OVERLAND PARK, Kan. — Blue Valley students and parents rallied outside district’s board meeting Tuesday night, hoping to encourage leaders to allow fall sports.
By the end of the board meeting, they didn’t get many answers.
“How many times have you heard kids say we want to go to school? Let them go to school. Let them play,” Blue Valley teacher and parent Sharon Madagan said.
Madagan led chants of “Let them play” outside Blue Valley Northwest High School. She said her passion stems from her son, a senior and competitive wrestler whose future is up in the air.
”Other states are wrestling. My son deserves that opportunity,” Madagan said.
Dozens of student athletes also expressed the same sentiment.
“Obviously, normal really isn’t going to happen, but everyone wants to have some form of a season, whatever that may be,” senior Grace Power said.
“This is important to me, definitely for my teammates who are seniors. This is the last year they have,” junior Dasan MCcullough said.
The Blue Valley school board voted Tuesday night to rescind a previous decision to follow Johnson County’s gating criteria.
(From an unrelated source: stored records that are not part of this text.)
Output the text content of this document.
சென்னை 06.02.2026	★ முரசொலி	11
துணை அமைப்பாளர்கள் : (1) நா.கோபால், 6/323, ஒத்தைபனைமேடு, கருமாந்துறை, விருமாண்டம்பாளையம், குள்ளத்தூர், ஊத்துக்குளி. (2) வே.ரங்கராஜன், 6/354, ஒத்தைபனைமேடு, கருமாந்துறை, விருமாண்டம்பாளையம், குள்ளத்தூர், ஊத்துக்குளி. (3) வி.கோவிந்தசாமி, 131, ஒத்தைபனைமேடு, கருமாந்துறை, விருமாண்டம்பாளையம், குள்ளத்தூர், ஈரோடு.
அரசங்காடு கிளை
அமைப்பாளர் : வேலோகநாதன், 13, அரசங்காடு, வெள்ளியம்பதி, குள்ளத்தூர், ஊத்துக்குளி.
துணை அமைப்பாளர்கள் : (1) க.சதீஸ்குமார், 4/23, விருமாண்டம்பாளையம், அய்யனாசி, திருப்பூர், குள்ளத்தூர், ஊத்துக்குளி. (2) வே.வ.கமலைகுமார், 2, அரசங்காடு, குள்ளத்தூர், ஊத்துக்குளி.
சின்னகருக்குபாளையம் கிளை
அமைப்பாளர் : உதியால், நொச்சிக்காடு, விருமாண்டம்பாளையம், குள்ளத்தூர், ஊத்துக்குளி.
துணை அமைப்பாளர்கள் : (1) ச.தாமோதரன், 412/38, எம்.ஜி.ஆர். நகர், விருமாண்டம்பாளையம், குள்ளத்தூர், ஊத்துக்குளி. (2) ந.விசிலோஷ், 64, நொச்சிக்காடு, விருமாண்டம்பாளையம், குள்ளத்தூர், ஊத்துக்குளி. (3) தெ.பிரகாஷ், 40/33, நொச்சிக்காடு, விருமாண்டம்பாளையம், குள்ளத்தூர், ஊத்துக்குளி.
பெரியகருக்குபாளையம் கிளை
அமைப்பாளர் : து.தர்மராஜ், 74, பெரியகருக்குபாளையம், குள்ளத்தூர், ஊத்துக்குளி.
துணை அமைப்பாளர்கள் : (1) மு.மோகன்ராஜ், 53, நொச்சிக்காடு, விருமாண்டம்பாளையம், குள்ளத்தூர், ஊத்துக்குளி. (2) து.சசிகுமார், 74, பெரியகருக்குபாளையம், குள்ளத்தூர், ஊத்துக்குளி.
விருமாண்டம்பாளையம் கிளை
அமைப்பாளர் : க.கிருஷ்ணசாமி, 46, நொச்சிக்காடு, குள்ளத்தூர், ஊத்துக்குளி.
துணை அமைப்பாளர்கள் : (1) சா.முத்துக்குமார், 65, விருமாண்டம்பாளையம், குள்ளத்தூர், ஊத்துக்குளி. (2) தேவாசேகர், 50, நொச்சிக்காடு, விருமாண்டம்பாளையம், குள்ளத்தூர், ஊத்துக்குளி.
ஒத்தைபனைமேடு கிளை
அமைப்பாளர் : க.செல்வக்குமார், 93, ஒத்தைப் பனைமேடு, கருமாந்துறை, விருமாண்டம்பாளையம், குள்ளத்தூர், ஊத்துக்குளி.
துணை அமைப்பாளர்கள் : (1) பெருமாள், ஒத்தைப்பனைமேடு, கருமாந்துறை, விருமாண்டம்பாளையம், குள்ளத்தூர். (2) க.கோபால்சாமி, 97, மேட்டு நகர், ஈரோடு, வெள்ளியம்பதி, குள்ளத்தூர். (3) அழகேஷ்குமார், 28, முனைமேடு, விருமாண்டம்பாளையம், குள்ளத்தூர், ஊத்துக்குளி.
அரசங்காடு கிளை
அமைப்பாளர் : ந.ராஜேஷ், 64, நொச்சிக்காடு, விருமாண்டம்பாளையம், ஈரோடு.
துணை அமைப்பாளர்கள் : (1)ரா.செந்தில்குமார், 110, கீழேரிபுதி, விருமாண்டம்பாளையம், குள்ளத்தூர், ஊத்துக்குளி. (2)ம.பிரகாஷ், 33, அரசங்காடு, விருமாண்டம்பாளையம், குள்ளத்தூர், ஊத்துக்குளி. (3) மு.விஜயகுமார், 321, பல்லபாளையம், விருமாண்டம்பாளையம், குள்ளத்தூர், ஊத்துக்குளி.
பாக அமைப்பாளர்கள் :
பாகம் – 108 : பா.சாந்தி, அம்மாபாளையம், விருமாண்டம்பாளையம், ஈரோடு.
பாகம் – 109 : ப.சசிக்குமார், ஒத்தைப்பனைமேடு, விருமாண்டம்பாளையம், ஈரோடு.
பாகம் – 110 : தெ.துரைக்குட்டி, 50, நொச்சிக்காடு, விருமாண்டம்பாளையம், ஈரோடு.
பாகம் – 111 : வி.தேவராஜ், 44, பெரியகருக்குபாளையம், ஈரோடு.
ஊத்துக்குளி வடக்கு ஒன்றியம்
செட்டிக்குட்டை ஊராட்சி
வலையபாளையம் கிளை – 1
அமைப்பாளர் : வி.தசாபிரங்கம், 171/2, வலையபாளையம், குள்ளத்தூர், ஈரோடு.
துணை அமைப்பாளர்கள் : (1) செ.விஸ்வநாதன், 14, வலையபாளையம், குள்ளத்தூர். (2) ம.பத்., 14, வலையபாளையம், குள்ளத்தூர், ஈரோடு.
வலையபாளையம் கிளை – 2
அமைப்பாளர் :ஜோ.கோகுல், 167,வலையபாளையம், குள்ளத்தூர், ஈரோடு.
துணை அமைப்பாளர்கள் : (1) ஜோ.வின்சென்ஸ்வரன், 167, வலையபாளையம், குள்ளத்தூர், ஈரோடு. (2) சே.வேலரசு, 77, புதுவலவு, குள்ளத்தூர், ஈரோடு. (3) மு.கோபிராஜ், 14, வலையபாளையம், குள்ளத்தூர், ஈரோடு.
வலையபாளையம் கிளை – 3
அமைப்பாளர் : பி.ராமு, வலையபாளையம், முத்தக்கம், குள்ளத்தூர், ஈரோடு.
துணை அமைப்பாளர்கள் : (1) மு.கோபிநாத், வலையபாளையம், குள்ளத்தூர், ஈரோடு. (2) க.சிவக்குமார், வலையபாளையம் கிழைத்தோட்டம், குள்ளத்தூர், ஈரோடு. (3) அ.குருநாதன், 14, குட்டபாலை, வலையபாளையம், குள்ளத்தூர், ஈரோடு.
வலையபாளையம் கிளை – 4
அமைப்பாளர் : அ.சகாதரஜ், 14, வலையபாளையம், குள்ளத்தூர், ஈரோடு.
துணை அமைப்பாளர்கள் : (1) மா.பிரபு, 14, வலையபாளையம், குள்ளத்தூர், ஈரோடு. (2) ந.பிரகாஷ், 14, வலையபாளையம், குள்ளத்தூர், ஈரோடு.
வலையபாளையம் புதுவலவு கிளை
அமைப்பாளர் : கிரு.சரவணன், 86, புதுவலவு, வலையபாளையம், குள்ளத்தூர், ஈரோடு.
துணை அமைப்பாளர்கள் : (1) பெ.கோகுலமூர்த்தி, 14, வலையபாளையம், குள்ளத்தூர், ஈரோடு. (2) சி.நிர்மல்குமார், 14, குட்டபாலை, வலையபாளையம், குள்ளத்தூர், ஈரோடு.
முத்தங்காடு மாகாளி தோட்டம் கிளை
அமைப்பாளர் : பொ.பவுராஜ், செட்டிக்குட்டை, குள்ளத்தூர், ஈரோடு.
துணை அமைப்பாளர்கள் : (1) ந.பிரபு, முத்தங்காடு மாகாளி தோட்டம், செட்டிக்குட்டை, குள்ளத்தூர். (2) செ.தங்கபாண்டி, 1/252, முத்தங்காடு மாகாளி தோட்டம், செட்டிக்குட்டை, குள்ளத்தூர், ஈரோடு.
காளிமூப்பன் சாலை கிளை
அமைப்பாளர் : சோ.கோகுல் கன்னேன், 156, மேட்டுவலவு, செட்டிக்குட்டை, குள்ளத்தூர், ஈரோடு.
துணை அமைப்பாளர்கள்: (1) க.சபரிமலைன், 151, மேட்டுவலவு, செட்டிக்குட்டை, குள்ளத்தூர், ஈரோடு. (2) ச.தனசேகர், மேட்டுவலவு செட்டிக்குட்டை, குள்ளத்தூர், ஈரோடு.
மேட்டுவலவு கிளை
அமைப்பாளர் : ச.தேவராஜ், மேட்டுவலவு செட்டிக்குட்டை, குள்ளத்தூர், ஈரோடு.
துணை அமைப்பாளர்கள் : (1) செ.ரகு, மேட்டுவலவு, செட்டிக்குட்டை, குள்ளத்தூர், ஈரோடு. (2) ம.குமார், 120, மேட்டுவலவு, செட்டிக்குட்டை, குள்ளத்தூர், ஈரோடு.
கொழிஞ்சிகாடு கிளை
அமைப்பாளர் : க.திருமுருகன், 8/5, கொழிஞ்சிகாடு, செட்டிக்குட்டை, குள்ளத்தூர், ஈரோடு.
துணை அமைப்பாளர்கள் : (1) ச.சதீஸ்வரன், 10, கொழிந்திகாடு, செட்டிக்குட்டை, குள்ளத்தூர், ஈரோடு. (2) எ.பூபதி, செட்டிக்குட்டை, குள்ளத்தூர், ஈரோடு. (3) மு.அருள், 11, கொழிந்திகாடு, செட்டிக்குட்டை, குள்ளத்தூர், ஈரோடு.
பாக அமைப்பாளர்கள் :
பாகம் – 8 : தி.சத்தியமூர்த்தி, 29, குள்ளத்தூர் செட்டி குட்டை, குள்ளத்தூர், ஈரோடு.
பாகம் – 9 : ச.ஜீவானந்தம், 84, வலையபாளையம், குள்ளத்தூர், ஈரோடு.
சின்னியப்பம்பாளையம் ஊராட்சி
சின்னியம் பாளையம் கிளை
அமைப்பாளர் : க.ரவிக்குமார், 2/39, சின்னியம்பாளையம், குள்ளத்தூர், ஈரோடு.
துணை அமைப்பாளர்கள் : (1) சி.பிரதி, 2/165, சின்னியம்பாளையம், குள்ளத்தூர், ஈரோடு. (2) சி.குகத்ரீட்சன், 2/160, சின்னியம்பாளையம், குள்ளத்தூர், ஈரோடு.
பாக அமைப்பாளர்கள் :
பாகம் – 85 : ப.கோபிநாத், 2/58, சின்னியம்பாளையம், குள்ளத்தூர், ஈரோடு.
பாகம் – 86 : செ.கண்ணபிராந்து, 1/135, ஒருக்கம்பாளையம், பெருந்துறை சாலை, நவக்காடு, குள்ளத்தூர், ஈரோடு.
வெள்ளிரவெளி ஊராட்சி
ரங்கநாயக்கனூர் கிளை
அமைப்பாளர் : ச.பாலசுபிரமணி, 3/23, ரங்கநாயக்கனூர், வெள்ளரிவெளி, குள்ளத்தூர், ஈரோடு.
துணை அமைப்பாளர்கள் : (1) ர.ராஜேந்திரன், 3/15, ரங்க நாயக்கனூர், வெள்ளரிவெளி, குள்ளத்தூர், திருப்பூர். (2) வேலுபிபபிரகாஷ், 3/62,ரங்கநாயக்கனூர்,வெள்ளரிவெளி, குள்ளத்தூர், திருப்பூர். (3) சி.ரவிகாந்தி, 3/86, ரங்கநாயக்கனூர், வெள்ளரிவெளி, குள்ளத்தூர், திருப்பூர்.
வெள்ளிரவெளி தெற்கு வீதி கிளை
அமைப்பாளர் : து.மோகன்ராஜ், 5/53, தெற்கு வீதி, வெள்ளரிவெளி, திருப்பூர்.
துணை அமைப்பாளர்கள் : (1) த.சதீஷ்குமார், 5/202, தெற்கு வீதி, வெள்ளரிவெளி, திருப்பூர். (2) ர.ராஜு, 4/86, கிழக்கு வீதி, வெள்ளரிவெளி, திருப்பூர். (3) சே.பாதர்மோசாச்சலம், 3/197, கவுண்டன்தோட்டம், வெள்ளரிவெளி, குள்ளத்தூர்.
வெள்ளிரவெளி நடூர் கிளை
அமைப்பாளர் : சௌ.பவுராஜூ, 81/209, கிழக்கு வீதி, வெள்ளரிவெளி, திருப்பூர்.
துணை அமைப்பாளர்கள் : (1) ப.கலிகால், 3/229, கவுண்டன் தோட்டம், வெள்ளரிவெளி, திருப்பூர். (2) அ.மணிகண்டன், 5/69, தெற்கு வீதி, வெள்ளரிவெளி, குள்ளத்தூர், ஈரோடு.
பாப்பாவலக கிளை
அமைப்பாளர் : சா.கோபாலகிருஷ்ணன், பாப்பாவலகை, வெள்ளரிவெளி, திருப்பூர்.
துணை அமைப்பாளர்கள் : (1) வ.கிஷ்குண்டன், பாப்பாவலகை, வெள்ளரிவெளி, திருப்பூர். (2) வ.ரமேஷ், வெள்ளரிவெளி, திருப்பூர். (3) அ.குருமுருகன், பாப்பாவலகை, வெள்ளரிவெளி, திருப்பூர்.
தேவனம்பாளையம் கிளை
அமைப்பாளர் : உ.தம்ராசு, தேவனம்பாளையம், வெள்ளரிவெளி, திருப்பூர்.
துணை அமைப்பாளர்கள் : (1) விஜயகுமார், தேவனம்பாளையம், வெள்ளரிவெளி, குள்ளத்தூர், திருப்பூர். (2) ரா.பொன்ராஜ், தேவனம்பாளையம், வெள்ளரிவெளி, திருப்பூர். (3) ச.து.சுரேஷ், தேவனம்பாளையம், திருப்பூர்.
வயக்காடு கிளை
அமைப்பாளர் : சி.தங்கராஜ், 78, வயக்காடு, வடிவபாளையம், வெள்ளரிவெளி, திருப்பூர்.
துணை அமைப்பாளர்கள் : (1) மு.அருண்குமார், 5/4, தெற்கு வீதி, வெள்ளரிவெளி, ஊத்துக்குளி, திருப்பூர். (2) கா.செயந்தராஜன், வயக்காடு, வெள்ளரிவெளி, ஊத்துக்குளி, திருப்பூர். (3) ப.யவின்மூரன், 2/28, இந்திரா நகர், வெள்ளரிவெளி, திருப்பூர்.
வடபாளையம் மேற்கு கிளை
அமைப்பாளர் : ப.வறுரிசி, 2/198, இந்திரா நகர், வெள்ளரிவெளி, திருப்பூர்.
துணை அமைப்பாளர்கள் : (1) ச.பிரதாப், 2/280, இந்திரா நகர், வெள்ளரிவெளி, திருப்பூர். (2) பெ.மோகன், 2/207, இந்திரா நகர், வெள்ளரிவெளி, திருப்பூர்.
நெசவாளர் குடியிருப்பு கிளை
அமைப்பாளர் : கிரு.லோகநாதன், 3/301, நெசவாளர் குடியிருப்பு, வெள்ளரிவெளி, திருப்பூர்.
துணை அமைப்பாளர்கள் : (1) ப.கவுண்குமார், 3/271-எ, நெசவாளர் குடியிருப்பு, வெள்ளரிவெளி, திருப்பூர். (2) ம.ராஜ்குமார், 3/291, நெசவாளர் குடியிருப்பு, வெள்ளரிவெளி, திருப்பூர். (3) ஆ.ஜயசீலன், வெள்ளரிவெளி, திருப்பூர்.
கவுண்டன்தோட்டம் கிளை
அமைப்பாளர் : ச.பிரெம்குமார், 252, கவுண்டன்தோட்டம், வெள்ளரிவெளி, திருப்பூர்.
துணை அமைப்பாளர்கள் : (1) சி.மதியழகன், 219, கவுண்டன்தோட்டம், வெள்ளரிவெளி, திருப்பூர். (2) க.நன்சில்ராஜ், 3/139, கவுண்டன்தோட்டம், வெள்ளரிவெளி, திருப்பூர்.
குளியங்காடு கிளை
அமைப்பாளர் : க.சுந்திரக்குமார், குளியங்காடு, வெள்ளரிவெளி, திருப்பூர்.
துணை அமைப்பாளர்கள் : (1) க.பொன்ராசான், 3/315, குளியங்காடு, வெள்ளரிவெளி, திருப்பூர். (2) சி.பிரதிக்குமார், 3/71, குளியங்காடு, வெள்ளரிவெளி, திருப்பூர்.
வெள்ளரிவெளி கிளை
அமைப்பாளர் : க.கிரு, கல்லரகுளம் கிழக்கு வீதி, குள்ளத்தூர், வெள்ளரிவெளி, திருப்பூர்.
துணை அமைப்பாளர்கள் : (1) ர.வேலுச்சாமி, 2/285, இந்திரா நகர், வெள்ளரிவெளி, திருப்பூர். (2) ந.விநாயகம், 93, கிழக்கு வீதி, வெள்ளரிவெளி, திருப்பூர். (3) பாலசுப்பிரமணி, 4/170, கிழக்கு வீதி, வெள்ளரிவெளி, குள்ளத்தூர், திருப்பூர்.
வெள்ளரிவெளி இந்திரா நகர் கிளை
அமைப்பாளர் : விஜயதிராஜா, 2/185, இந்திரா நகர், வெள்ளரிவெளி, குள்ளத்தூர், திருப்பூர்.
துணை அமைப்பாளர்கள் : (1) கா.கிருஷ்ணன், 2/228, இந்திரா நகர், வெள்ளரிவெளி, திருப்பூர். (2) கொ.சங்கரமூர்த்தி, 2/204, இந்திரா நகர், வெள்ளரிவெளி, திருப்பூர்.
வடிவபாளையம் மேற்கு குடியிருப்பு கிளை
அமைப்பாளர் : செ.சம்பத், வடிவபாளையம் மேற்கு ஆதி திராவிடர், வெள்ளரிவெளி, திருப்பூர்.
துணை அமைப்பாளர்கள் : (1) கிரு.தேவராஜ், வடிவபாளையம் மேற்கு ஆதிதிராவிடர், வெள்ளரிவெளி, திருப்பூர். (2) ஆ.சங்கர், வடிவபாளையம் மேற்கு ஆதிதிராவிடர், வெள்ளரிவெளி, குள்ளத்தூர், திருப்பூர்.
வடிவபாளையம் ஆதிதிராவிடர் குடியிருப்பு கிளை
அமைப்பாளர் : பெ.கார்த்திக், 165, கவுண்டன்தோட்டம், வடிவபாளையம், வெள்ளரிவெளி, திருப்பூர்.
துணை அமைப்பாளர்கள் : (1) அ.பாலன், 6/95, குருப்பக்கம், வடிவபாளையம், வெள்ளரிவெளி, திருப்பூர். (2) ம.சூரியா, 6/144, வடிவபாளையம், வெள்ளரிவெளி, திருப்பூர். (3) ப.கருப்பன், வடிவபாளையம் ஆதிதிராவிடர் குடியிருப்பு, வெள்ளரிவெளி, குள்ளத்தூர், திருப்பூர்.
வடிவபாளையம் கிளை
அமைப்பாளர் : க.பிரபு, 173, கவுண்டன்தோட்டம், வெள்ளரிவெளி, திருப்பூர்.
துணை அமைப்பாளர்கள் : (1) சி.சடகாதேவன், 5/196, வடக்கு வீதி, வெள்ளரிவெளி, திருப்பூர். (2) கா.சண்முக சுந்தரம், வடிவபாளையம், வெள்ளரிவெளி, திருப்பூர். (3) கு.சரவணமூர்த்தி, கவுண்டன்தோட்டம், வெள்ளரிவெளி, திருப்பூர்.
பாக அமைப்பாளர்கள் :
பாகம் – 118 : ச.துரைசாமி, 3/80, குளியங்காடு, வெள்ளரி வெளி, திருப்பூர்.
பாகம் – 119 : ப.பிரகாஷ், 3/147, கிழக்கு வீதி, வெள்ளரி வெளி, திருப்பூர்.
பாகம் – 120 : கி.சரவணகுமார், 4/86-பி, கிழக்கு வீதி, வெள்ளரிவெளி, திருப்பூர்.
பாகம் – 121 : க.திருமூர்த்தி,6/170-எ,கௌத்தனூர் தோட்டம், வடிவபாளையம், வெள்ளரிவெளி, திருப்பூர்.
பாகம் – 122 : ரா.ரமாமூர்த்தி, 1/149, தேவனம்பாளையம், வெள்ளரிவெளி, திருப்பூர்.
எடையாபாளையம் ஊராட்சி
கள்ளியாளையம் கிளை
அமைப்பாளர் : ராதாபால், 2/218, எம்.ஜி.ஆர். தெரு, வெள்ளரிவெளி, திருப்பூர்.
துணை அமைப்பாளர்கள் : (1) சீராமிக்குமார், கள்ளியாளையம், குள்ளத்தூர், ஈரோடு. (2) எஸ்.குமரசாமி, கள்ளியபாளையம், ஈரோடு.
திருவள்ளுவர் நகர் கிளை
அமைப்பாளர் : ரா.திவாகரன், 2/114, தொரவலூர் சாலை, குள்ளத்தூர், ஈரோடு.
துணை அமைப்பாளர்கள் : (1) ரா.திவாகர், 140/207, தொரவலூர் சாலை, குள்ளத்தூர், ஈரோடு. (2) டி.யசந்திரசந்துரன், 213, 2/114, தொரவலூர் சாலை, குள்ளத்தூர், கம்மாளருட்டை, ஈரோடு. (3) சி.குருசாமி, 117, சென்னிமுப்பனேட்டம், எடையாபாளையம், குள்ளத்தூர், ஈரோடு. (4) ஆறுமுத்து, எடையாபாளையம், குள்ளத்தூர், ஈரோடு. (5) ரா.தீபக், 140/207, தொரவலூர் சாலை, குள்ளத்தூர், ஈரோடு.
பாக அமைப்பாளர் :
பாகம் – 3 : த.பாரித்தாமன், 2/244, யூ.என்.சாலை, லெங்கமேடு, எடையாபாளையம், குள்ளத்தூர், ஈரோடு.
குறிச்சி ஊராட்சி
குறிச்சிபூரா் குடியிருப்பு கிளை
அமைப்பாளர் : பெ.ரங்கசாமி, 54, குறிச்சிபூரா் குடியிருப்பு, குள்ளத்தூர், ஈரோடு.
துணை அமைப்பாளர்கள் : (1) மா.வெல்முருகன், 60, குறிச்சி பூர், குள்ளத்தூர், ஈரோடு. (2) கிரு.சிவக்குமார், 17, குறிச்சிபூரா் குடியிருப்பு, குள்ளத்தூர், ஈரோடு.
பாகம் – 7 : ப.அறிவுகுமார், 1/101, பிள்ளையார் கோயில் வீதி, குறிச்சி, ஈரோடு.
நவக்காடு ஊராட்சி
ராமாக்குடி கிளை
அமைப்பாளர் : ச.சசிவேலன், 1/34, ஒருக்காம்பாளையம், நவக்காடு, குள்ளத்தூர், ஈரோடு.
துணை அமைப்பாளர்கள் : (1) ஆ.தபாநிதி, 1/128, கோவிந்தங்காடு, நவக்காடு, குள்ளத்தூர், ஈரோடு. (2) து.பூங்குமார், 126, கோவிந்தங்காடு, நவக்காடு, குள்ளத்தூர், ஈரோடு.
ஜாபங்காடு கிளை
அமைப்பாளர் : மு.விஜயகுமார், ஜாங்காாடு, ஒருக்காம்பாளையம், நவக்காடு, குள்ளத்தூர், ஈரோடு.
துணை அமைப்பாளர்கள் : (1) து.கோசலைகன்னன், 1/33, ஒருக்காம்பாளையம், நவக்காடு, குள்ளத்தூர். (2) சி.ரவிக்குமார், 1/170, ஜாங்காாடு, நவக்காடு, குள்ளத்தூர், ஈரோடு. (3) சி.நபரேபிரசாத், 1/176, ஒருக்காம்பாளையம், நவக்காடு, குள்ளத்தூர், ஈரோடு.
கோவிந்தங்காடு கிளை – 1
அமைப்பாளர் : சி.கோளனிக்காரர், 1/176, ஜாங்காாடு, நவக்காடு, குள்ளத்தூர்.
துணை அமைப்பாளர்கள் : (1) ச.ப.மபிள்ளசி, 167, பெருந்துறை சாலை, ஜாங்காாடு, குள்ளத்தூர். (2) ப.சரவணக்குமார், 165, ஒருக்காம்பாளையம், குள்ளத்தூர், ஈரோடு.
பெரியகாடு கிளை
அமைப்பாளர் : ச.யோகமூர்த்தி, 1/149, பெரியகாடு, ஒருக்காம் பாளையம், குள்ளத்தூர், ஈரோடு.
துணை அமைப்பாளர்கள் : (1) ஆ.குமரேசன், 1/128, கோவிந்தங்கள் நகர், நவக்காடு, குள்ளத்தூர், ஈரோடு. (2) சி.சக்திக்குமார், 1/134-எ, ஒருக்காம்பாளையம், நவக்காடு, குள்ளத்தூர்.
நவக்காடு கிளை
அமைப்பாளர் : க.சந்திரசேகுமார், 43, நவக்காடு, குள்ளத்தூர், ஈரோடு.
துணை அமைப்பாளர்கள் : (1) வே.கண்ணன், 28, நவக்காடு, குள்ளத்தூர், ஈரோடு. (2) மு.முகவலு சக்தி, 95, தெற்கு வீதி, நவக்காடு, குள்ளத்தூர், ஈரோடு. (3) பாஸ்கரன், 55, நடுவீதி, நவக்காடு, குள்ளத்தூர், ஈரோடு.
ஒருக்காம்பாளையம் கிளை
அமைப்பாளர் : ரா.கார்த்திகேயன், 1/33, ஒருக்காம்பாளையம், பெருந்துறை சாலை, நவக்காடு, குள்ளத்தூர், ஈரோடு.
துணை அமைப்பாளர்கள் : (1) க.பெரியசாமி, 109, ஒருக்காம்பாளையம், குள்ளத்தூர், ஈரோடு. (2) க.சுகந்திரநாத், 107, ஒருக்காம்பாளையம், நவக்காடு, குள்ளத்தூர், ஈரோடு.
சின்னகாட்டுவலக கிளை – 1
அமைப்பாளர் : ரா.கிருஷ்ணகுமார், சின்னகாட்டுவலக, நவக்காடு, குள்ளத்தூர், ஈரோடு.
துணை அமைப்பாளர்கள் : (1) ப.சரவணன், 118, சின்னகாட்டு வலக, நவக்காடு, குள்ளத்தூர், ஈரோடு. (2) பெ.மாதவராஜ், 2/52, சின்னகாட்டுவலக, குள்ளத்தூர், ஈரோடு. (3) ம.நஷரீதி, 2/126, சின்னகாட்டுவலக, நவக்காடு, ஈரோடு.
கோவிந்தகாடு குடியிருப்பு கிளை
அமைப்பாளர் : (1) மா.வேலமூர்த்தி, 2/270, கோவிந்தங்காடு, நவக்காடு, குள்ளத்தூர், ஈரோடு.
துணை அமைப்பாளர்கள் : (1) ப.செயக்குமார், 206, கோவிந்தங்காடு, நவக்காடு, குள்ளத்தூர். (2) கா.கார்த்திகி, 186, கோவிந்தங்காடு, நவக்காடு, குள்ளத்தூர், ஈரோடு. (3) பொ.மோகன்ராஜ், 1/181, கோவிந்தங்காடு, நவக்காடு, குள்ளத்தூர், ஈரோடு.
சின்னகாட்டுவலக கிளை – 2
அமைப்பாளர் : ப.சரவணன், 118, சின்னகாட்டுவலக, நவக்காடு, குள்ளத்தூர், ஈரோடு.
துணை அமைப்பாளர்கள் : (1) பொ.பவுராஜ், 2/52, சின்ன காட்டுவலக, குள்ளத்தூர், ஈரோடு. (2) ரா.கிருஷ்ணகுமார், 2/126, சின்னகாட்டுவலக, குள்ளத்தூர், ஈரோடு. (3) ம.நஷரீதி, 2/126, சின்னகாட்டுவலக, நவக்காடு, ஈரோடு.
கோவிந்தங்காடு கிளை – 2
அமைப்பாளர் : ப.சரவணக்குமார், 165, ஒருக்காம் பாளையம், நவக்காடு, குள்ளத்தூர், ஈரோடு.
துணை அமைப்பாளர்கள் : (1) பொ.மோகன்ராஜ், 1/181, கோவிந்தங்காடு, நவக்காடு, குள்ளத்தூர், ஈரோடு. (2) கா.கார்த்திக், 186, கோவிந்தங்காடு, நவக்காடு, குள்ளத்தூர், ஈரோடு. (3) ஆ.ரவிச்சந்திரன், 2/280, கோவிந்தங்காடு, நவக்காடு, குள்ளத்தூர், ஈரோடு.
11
That would have meant, for now, elementary students attend in-person and older students work remotely. All extracurricular activities would have also been remote.
The district will now take the next few days to form its own gating criteria, looking to the Kansas Board of Education’s guidelines but considering local data. The board formed a committee to create a proposal.
Board members did not make an official decision on fall sports, but they did say teams will be allowed to continue practicing while they figure out a plan.
So for now, Blue Valley students, parents and teachers will wait.